Nope, I didn’t manage to pull myself back with a few meditations. Instead I lie here now, ill and a little too far gone. Everything that has been happening has blasted through my emotions, mind and now reached the physical. I didn’t act quickly enough.
This incoming realisation came about from a few things. I was speaking to my counsellor about being good at helping others, she disagreed. She said I clearly wasn’t good at it as I let it pull me down. Good therapists don’t do that, therefore stop trying to support others so much. Good point, if a little blunt. I also booked a psychic reading from a good friend of mine. She was right on the button and knew I’d been experiencing a lot more physical symptoms than I was willing to talk about. Stress is rife through my body.

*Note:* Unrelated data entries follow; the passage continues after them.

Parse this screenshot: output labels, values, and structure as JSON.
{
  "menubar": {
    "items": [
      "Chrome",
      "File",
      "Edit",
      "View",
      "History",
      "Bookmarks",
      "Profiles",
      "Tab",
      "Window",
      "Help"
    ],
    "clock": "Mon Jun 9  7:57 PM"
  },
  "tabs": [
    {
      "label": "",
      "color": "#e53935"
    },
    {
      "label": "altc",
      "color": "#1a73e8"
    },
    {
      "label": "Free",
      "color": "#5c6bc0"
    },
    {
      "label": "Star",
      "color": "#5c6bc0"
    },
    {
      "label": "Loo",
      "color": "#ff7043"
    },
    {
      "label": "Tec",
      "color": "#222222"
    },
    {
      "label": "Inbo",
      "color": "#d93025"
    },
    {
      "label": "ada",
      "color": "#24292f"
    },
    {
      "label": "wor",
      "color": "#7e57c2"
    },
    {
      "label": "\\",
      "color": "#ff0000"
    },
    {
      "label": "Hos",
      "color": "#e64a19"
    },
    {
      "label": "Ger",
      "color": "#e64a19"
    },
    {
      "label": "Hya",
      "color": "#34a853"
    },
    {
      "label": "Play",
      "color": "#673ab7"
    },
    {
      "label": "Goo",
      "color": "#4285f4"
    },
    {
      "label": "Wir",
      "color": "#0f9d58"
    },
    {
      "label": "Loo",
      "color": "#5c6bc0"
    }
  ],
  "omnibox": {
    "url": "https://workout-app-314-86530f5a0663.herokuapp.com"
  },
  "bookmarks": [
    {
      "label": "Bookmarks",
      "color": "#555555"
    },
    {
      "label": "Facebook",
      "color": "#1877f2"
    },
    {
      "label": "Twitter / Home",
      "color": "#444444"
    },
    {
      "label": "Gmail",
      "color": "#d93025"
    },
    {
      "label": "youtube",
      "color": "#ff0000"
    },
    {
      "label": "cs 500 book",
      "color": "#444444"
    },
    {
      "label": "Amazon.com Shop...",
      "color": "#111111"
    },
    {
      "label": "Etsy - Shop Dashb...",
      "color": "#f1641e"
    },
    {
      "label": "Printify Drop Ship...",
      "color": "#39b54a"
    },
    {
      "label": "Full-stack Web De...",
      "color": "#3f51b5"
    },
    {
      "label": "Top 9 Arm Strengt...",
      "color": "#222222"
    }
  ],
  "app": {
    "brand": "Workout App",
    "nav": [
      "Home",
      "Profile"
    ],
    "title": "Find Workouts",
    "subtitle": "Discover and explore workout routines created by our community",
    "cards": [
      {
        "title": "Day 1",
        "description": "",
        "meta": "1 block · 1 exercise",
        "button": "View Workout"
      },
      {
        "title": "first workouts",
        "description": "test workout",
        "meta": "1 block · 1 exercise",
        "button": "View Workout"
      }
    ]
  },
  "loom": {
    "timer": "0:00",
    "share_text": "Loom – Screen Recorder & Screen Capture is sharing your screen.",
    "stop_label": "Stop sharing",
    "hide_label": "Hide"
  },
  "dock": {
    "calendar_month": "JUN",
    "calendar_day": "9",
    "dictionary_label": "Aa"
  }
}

Her suggestion was to turn my back on some of the many, many things crying out for my attention. I feel like all decisions rest on Thursday, my next job interview. I can’t plan anything until I know which way that goes.
I also had an epiphany courtesy of someone I was speaking to on Twitter. I came to the realisation that I lie to myself frequently, about how much I can take on and how much I can keep going. I found that I can push myself much further than I thought. Is that a good thing? It’s helped me achieve so much in a short space of time. And the expense is my health…. but that at least is a delayed reaction.
So maybe it is time to be honest with myself. What I can do, what I am good at, what I suck at (taking care of myself) and what I really need.